Ph.D. Candidate: Guanzhou Lin
Date: Wednesday, April 21, 2021
Time: 10 to 11:30 a.m. EST
Location: This will be a virtual defense via Zoom. Those interested in attending should contact guanzhou_lin@student.uml.edu and committee advisor Fuqiang_Liu@uml.edu at least 24 hours prior to the defense to request access to the meeting.

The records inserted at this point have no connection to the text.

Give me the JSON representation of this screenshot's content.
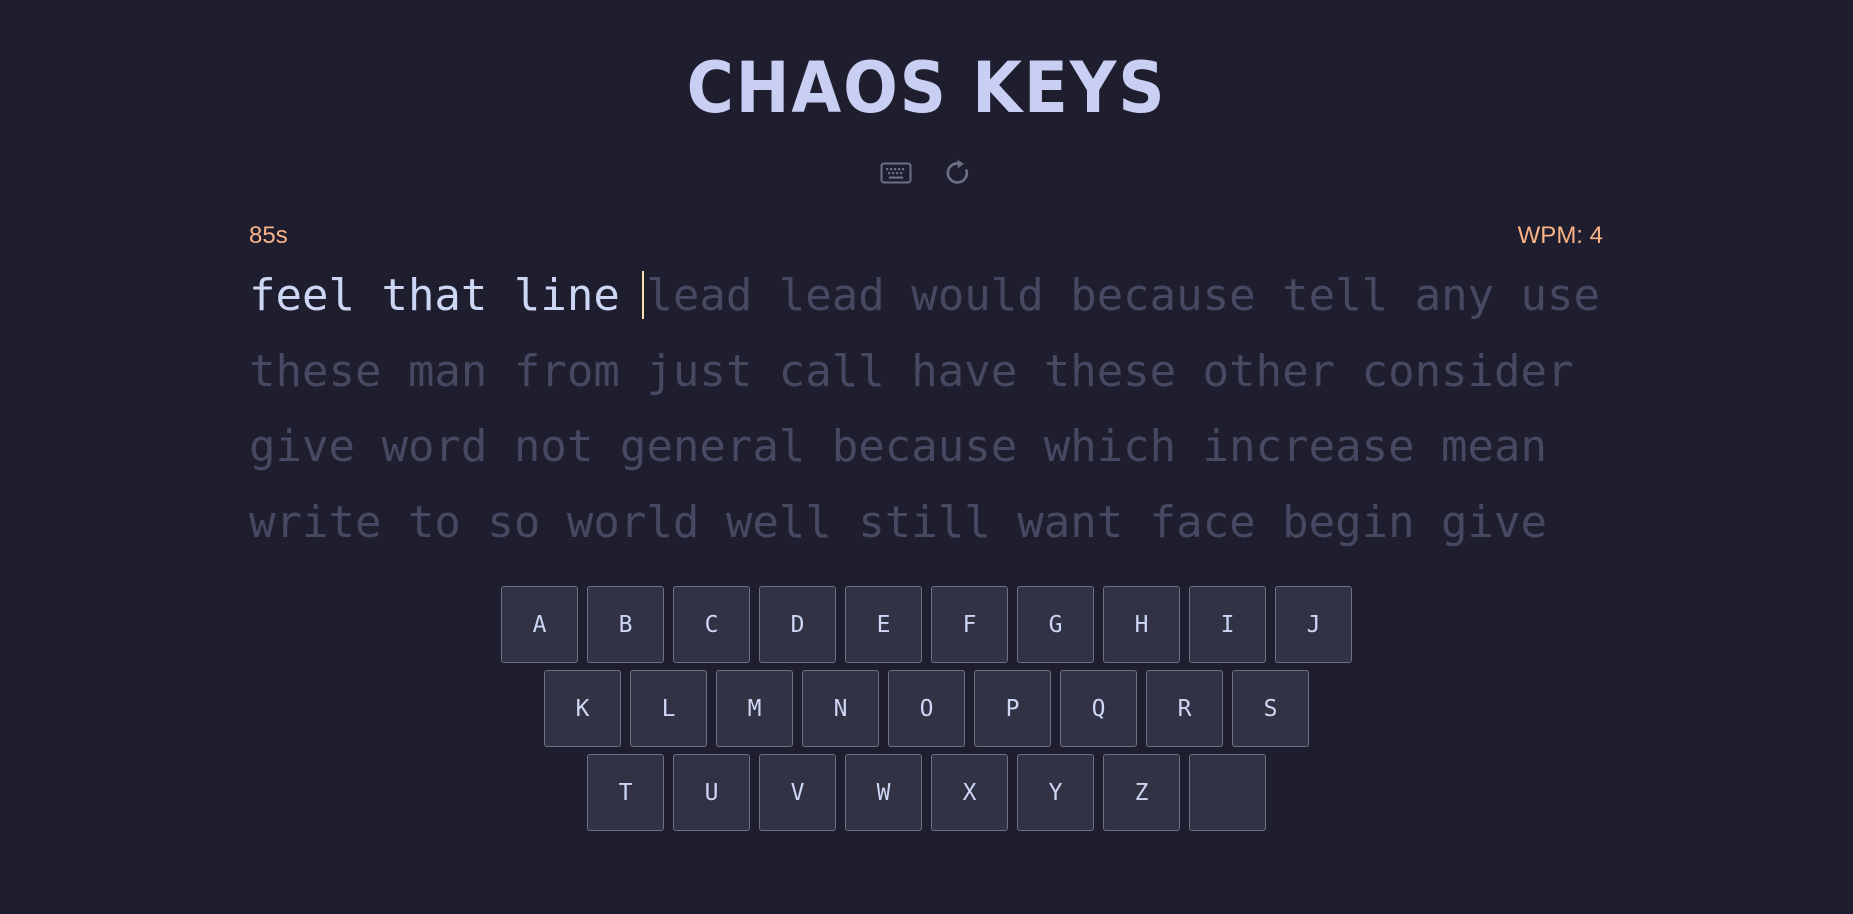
{
  "header": {
    "title": "CHAOS KEYS",
    "icons": [
      "keyboard-icon",
      "restart-icon"
    ]
  },
  "stats": {
    "timer": "85s",
    "wpm": "WPM: 4"
  },
  "typing": {
    "typed_text": "feel that line ",
    "pending_text": "lead lead would because tell any use these man from just call have these other consider give word not general because which increase mean write to so world well still want face begin give"
  },
  "keyboard": {
    "row1": [
      "A",
      "B",
      "C",
      "D",
      "E",
      "F",
      "G",
      "H",
      "I",
      "J"
    ],
    "row2": [
      "K",
      "L",
      "M",
      "N",
      "O",
      "P",
      "Q",
      "R",
      "S"
    ],
    "row3": [
      "T",
      "U",
      "V",
      "W",
      "X",
      "Y",
      "Z",
      ""
    ]
  },
  "colors": {
    "background": "#1f1e2e",
    "accent": "#fab387",
    "caret": "#f9e2af",
    "typed": "#cdd6f4",
    "pending": "#474861",
    "key_bg": "#313244",
    "key_border": "#6c6f85"
  }
}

Committee Chair (Advisor): Fuqiang Liu, Associate Professor , Mechanical Engineering, UMass Lowell
Committee Members:
- Agar Ertan, Assistant Professor, Mechanical Engineering, UMass Lowell
- Xinfang Jin, Assistant Professor, Mechanical Engineering, UMass Lowell
- Kwok-Fan Chow, Associate Professor, Chemistry, UMass Lowell
Brief Abstract:
To efficiently utilize solar energy, it is crucial that this abundant renewable energy source could be converted into storable energy carriers, such as solar fuels or other energy-rich products. These energy carriers can be produced via either an indirect route in which electricity is involved as an intermediate step, or a direct route that utilizes highly active photogenerated charge carriers without any intermediate energy conversion step. Direct routes have developed rapidly over the past decade, but previous studies were almost exclusively limited to discovery of new materials and artificial photosynthetic systems, and reversible redox systems for direct solar energy storage. So far, the underlying advantages of the direct routes remain unaddressed.
The objective of this study is to investigate the fundamental difference between direct and indirect routes in solar energy conversion using a new photoelectrochemical energy storage cell (PESC) as a model device. This PESC utilized CH3NH3PbI3 (MAPbI3) perovskite in combination with the Benzoquinone (BQ)-Ferrocene (Fc) redox system. It has been verified that the MAPbI3 when integrated with BQ-Fc redox couples the created liquid junction is capable of directly modulating the charge transfer at perovskite/electrolyte interface. Besides, the fundamental properties of the perovskite were explored in the PESC system by photoelectrochemical characterization. Fabrication of dense perovskite films that is compatible with the non-aqueous redox species has been discussed. Furthermore, to investigate the key processes that determine the photo charging kinetics, two models of a PESC and a redox flow battery (RFB) were developed based on cell configurations and identical electrochemical/transport characteristics. It was founded that a steep electric field in the photoelectrode could effectively force the reaction products to drift away from the reaction zone, thus creating a constant reaction driving force to improve the solar energy conversion efficiency at low-current operating conditions. Future work is planned to further expand this study.
All interested students and faculty members are invited to attend the online defense via remote access.